Araştırmanın evreni tüm orta öğretim kurumlarındaki biyoloji dersini alan 9.sınıf öğrencileridir.

Araştırmada yararlanılan öğrenci grupları Hakkâri Lisesi’nde bulunan 9.sınıf öğrencileridir. 9A sınıfı deney grubunu, 9D sınıfı kontrol grubunu oluşturmaktadır. Çalışma gruplarında çalışmaya katılan öğrenci sayısı 36şar kişidir.

3.3. Verilerin Toplanması

Verilerin toplanmasında kullanılan ön test ve son test araştırmacı tarafından oluşturulmuştur. (EK:5–6). Test geliştirme sürecinde öncelikle testin amacı belirlenmiştir. Ön bilgileri ve grupların denkliğini belirlemek amacıyla ön test, öğrencilerin başarısını ve gruplar arasındaki farkı belirlemek amacıyla son test, bilgilerin kalıcılığının belirlenmesi amacıyla kalıcılık testi uygulanmasına karar verilmiştir. Testte ölçülecek nitelikler belirlenirken “hücre zarından madde geçişi” konusu ile ilgili öğrencilerin kazanması gereken davranışlar belirlenmiştir, daha sonra test maddeleri yazılmıştır. Test maddelerin deneme formu 50 öğrenciye uygulanmıştır. Geçerlilik ve güvenirlikleri belirlenmiştir. Daha sonra deneysel işlem sırasına göre testler çalışma gruplarına uygulanmıştır.

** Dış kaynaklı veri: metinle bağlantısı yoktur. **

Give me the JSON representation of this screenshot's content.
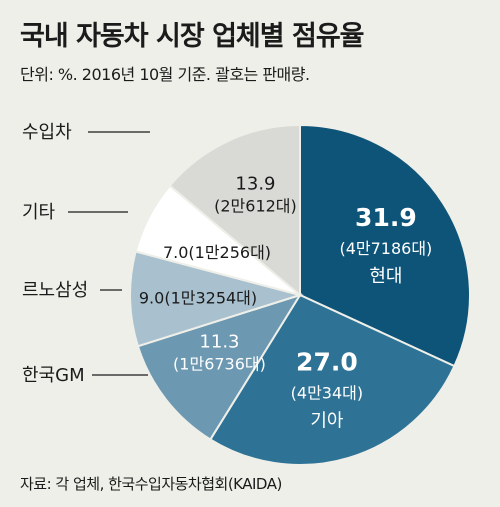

Testler 20’şer sorudan oluşmaktadır. Uygulamadan önce testler Özel Platin Eğitim Dershanesinden 50 kişilik öğrenci grubuna uygulanmış ve iteman testiyle geçerlik ve güvenirlikleri kontrol edilmiştir.

Tablo 1

Ön Test Madde Analizi Sonuçları (iteman testi) N Soru sayısı

_

X S P Ayırt edicilik Güvenilirlik

50 20 10,52 5,20 0,52 0,53 0,87

*P≤ 0,05

Tablo 1’e göre ön test’in güvenilirliği α = .87 bulunmuştur ve uygulama için yeterli kabul edilmiştir.

Tablo 2

Son Test Madde Analizi Sonuçları (iteman testi) N Soru sayısı

_

X S P Ayırt edicilik Güvenilirlik

50 20 8,44 4,34 0,42 0,45 0,80

*P≤ 0,05

Tablo 2’ye göre son test’in güvenilirliği α = .80 bulunmuştur ve uygulama için yeterli kabul edilmiştir.

3.4. Verilerin Analizi

Bu araştırmada bağımsız değişken Çoklu Zekâ Kuramına göre uygulanan etkinlikler, bağımlı değişken ise öğrencilerin başarı puanlarıdır. Deney ve kontrol gruplarına uygulama öncesinde ön test, uygulamadan sonra son test ve bir ay sonunda son test kalıcılık testi olarak tekrar yapılmıştır. Elde edilen verilerin analizinde ortalamalar arasındaki farkları ortaya koymak amacıyla “t testi” kullanılmıştır. İstatistikî işlemler SPSS programıyla yapılmıştır. Elde edilen veriler arasındaki farkın anlamlı olup olmadıkları 0,05 düzeyinde değerlendirilmiştir.